R: J'étais à l'université. On entendait des coups de feu parce que l'université est seulement de l'autre côté du fleuve où se trouve le palais présidentiel. Il y a même des obus qui sont tombés sur deux de nos facultés, sans causer de perte de vie. On ne pouvait pas sortir. Certains s'inquiétaient de leurs enfants qui étaient à l'école ou se demandaient comment ils allaient rentrer à la maison, mais sans plus. Ce qui était particulier, c'était que la télé et la radio nationale ont poursuivi leur programmation comme si de rien n'était. Ce n'est que plus tard que la musique militaire a été entendue à la radio. Dans les autres coups d'État, la radio et la télé ont été pris par l'armée tout de suite pour annoncer qu'elle avait pris le pouvoir. C'était calme. Aujourd'hui, c'est comme s'il n'y avait rien eu.

 

Q: Est-ce que les Nigériens ont été surpris par le coup d'État?

R: Non, ce n'était pas une très grande surprise. Chacun se demandait comment faire pour changer la situation. L'ANDDH a usé de tous les moyens légaux possibles pour faire des plaidoyers et a mené une campagne de sensibilisation à travers le monde entier pour dissuader le président Tandja de faire des changements constitutionnels. Même si des voix, au niveau national et international, ont dénoncé le comportement du président Tandja, il est resté sourd aux appels. Malheureusement, ce qui devait arriver arriva.

Q: Vous dites avoir usé de tous les moyens légaux possibles. Un coup d'État par les militaires peut-il être perçu comme un mal nécessaire?

R: En tant que structure de défense des droits de l'homme, nous pensons naturellement que tout changement anticonstitutionnel ne doit pas être applaudi. Par principe, nous condamnons tout coup d'État. Nous pensons que le dialogue et l'intelligence doivent amener à résoudre un problème d'ordre politique, sans l'intervention des armes. Mais malheureusement, en Afrique, certains n'écoutent que les armes.

Q: Êtes-vous inquiet pour la suite des choses?
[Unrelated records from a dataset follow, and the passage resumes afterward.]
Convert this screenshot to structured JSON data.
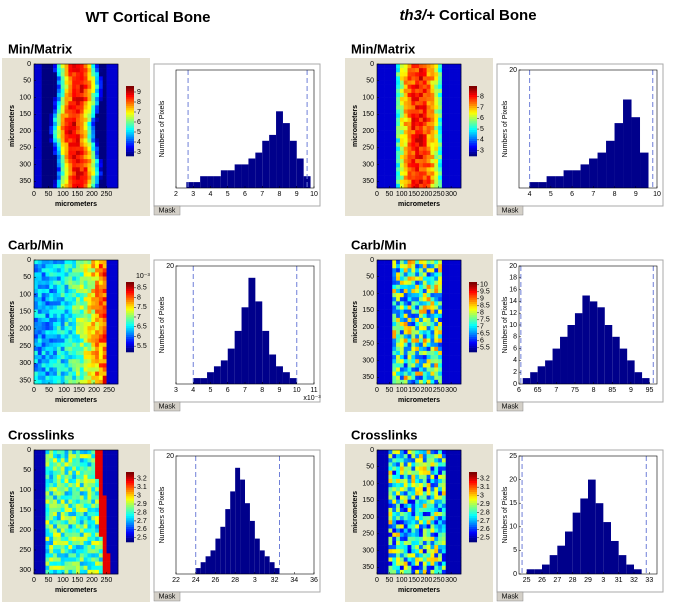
{
  "columns": [
    {
      "title": "WT Cortical Bone",
      "panels": [
        {
          "label": "Min/Matrix",
          "heatmap": {
            "xlabel": "micrometers",
            "ylabel": "micrometers",
            "xlim": [
              0,
              290
            ],
            "ylim": [
              0,
              370
            ],
            "xticks": [
              0,
              50,
              100,
              150,
              200,
              250
            ],
            "yticks": [
              0,
              50,
              100,
              150,
              200,
              250,
              300,
              350
            ],
            "colorbar_lim": [
              2.6,
              9.6
            ],
            "colorbar_ticks": [
              3,
              4,
              5,
              6,
              7,
              8,
              9
            ]
          },
          "histogram": {
            "ylabel": "Numbers of Pixels",
            "button": "Mask",
            "color": "#00008b",
            "xlim": [
              2,
              10
            ],
            "ylim": [
              0,
              20
            ],
            "xticks": [
              2,
              3,
              4,
              5,
              6,
              7,
              8,
              9,
              10
            ],
            "bins": [
              2.6,
              3,
              3.4,
              3.8,
              4.2,
              4.6,
              5,
              5.4,
              5.8,
              6.2,
              6.6,
              7,
              7.4,
              7.8,
              8.2,
              8.6,
              9,
              9.4,
              9.8
            ],
            "counts": [
              1,
              1,
              2,
              2,
              2,
              3,
              3,
              4,
              4,
              5,
              6,
              8,
              9,
              13,
              11,
              8,
              5,
              2
            ],
            "limits": [
              2.7,
              9.6
            ]
          }
        },
        {
          "label": "Carb/Min",
          "heatmap": {
            "xlabel": "micrometers",
            "ylabel": "micrometers",
            "xlim": [
              0,
              280
            ],
            "ylim": [
              0,
              360
            ],
            "xticks": [
              0,
              50,
              100,
              150,
              200,
              250
            ],
            "yticks": [
              0,
              50,
              100,
              150,
              200,
              250,
              300,
              350
            ],
            "colorbar_lim": [
              5.2,
              8.8
            ],
            "colorbar_ticks": [
              5.5,
              6,
              6.5,
              7,
              7.5,
              8,
              8.5
            ],
            "colorbar_exponent": "10⁻³"
          },
          "histogram": {
            "ylabel": "Numbers of Pixels",
            "button": "Mask",
            "color": "#00008b",
            "xlim": [
              3,
              11
            ],
            "ylim": [
              0,
              20
            ],
            "xticks": [
              3,
              4,
              5,
              6,
              7,
              8,
              9,
              10,
              11
            ],
            "yticks": [
              20
            ],
            "exponent": "x10⁻³",
            "bins": [
              4,
              4.4,
              4.8,
              5.2,
              5.6,
              6,
              6.4,
              6.8,
              7.2,
              7.6,
              8,
              8.4,
              8.8,
              9.2,
              9.6,
              10
            ],
            "counts": [
              1,
              1,
              2,
              3,
              4,
              6,
              9,
              13,
              18,
              14,
              9,
              5,
              3,
              2,
              1
            ],
            "limits": [
              4,
              10
            ]
          }
        },
        {
          "label": "Crosslinks",
          "heatmap": {
            "xlabel": "micrometers",
            "ylabel": "micrometers",
            "xlim": [
              0,
              290
            ],
            "ylim": [
              0,
              310
            ],
            "xticks": [
              0,
              50,
              100,
              150,
              200,
              250
            ],
            "yticks": [
              0,
              50,
              100,
              150,
              200,
              250,
              300
            ],
            "colorbar_lim": [
              2.45,
              3.28
            ],
            "colorbar_ticks": [
              2.5,
              2.6,
              2.7,
              2.8,
              2.9,
              3,
              3.1,
              3.2
            ]
          },
          "histogram": {
            "ylabel": "Numbers of Pixels",
            "button": "Mask",
            "color": "#00008b",
            "xlim": [
              2.2,
              3.6
            ],
            "ylim": [
              0,
              20
            ],
            "yticks": [
              20
            ],
            "xticks": [
              {
                "value": 2.2,
                "label": "22"
              },
              {
                "value": 2.4,
                "label": "24"
              },
              {
                "value": 2.6,
                "label": "26"
              },
              {
                "value": 2.8,
                "label": "28"
              },
              3,
              {
                "value": 3.2,
                "label": "32"
              },
              {
                "value": 3.4,
                "label": "34"
              },
              {
                "value": 3.6,
                "label": "36"
              }
            ],
            "bins": [
              2.4,
              2.45,
              2.5,
              2.55,
              2.6,
              2.65,
              2.7,
              2.75,
              2.8,
              2.85,
              2.9,
              2.95,
              3,
              3.05,
              3.1,
              3.15,
              3.2,
              3.25
            ],
            "counts": [
              1,
              2,
              3,
              4,
              6,
              8,
              11,
              14,
              18,
              16,
              12,
              9,
              6,
              4,
              3,
              2,
              1
            ],
            "limits": [
              2.4,
              3.25
            ]
          }
        }
      ]
    },
    {
      "title_italic": "th3/+",
      "title": "Cortical Bone",
      "panels": [
        {
          "label": "Min/Matrix",
          "heatmap": {
            "xlabel": "micrometers",
            "ylabel": "micrometers",
            "xlim": [
              0,
              340
            ],
            "ylim": [
              0,
              370
            ],
            "xticks": [
              0,
              50,
              100,
              150,
              200,
              250,
              300
            ],
            "yticks": [
              0,
              50,
              100,
              150,
              200,
              250,
              300,
              350
            ],
            "colorbar_lim": [
              2.5,
              9
            ],
            "colorbar_ticks": [
              3,
              4,
              5,
              6,
              7,
              8
            ]
          },
          "histogram": {
            "ylabel": "Numbers of Pixels",
            "button": "Mask",
            "color": "#00008b",
            "xlim": [
              3.5,
              10
            ],
            "ylim": [
              0,
              20
            ],
            "xticks": [
              4,
              5,
              6,
              7,
              8,
              9,
              10
            ],
            "yticks": [
              20
            ],
            "bins": [
              4,
              4.4,
              4.8,
              5.2,
              5.6,
              6,
              6.4,
              6.8,
              7.2,
              7.6,
              8,
              8.4,
              8.8,
              9.2,
              9.6
            ],
            "counts": [
              1,
              1,
              2,
              2,
              3,
              3,
              4,
              5,
              6,
              8,
              11,
              15,
              12,
              6
            ],
            "limits": [
              4,
              9.8
            ]
          }
        },
        {
          "label": "Carb/Min",
          "heatmap": {
            "xlabel": "micrometers",
            "ylabel": "micrometers",
            "xlim": [
              0,
              340
            ],
            "ylim": [
              0,
              370
            ],
            "xticks": [
              0,
              50,
              100,
              150,
              200,
              250,
              300
            ],
            "yticks": [
              0,
              50,
              100,
              150,
              200,
              250,
              300,
              350
            ],
            "colorbar_lim": [
              5.2,
              10.2
            ],
            "colorbar_ticks": [
              5.5,
              6,
              6.5,
              7,
              7.5,
              8,
              8.5,
              9,
              9.5,
              10
            ]
          },
          "histogram": {
            "ylabel": "Numbers of Pixels",
            "button": "Mask",
            "color": "#00008b",
            "xlim": [
              6,
              9.7
            ],
            "ylim": [
              0,
              20
            ],
            "yticks": [
              0,
              2,
              4,
              6,
              8,
              10,
              12,
              14,
              16,
              18,
              20
            ],
            "xticks": [
              6,
              {
                "value": 6.5,
                "label": "65"
              },
              7,
              {
                "value": 7.5,
                "label": "75"
              },
              8,
              {
                "value": 8.5,
                "label": "85"
              },
              9,
              {
                "value": 9.5,
                "label": "95"
              }
            ],
            "bins": [
              6.1,
              6.3,
              6.5,
              6.7,
              6.9,
              7.1,
              7.3,
              7.5,
              7.7,
              7.9,
              8.1,
              8.3,
              8.5,
              8.7,
              8.9,
              9.1,
              9.3,
              9.5
            ],
            "counts": [
              1,
              2,
              3,
              4,
              6,
              8,
              10,
              12,
              15,
              14,
              13,
              10,
              8,
              6,
              4,
              2,
              1
            ],
            "limits": [
              6.05,
              9.6
            ]
          }
        },
        {
          "label": "Crosslinks",
          "heatmap": {
            "xlabel": "micrometers",
            "ylabel": "micrometers",
            "xlim": [
              0,
              340
            ],
            "ylim": [
              0,
              370
            ],
            "xticks": [
              0,
              50,
              100,
              150,
              200,
              250,
              300
            ],
            "yticks": [
              0,
              50,
              100,
              150,
              200,
              250,
              300,
              350
            ],
            "colorbar_lim": [
              2.45,
              3.28
            ],
            "colorbar_ticks": [
              2.5,
              2.6,
              2.7,
              2.8,
              2.9,
              3,
              3.1,
              3.2
            ]
          },
          "histogram": {
            "ylabel": "Numbers of Pixels",
            "button": "Mask",
            "color": "#00008b",
            "xlim": [
              2.45,
              3.35
            ],
            "ylim": [
              0,
              25
            ],
            "yticks": [
              0,
              5,
              10,
              15,
              20,
              25
            ],
            "xticks": [
              {
                "value": 2.5,
                "label": "25"
              },
              {
                "value": 2.6,
                "label": "26"
              },
              {
                "value": 2.7,
                "label": "27"
              },
              {
                "value": 2.8,
                "label": "28"
              },
              {
                "value": 2.9,
                "label": "29"
              },
              3,
              {
                "value": 3.1,
                "label": "31"
              },
              {
                "value": 3.2,
                "label": "32"
              },
              {
                "value": 3.3,
                "label": "33"
              }
            ],
            "bins": [
              2.5,
              2.55,
              2.6,
              2.65,
              2.7,
              2.75,
              2.8,
              2.85,
              2.9,
              2.95,
              3,
              3.05,
              3.1,
              3.15,
              3.2,
              3.25
            ],
            "counts": [
              1,
              1,
              2,
              4,
              6,
              9,
              13,
              16,
              20,
              15,
              11,
              7,
              4,
              2,
              1
            ],
            "limits": [
              2.47,
              3.28
            ]
          }
        }
      ]
    }
  ]
}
R: Mon inquiétude est double, même triple. D'abord, notre pays, en dehors de la crise politique qu'il traverse, est malheureusement confronté à une famine. Les populations ont très peu de choses à manger d'ici la prochaine saison des pluies. Ensuite, quelle sera demain la démocratie au Niger? Les auteurs du coup d'État ont promis la restauration de la démocratie. Nous prenons acte de leurs déclarations et espérons qu'ils respecteront leurs engagements et que le Niger se retrouvera parmi les pays qui sont des exemples en démocratie, comme il l'était dans le passé.

Q: Le commandant Salou Djibo a été nommé nouveau dirigeant du «Conseil suprême pour la restauration de la démocratie». Est-il connu au Niger?

R: J'en ai entendu parler, mais je ne le connais pas. Je sais simplement qu'à deux reprises, l'ANDDH a encouragé le comportement de nos forces de défense et de sécurité, notamment au moment de la crise politique. Elles n'ont pas pris position lors des élections. Je ne sais pas ce que nous réservent les nouveaux membres du Conseil suprême. Ils n'ont pas annoncé de calendrier pour la tenue d'élections, et cela fait justement partie de nos préoccupations. Nous avons demandé une courte transition pour que le Niger retrouve rapidement sa place au sein des nations démocratiques et que tout soit fait pour faire face aux problèmes économiques que doit affronter le Niger.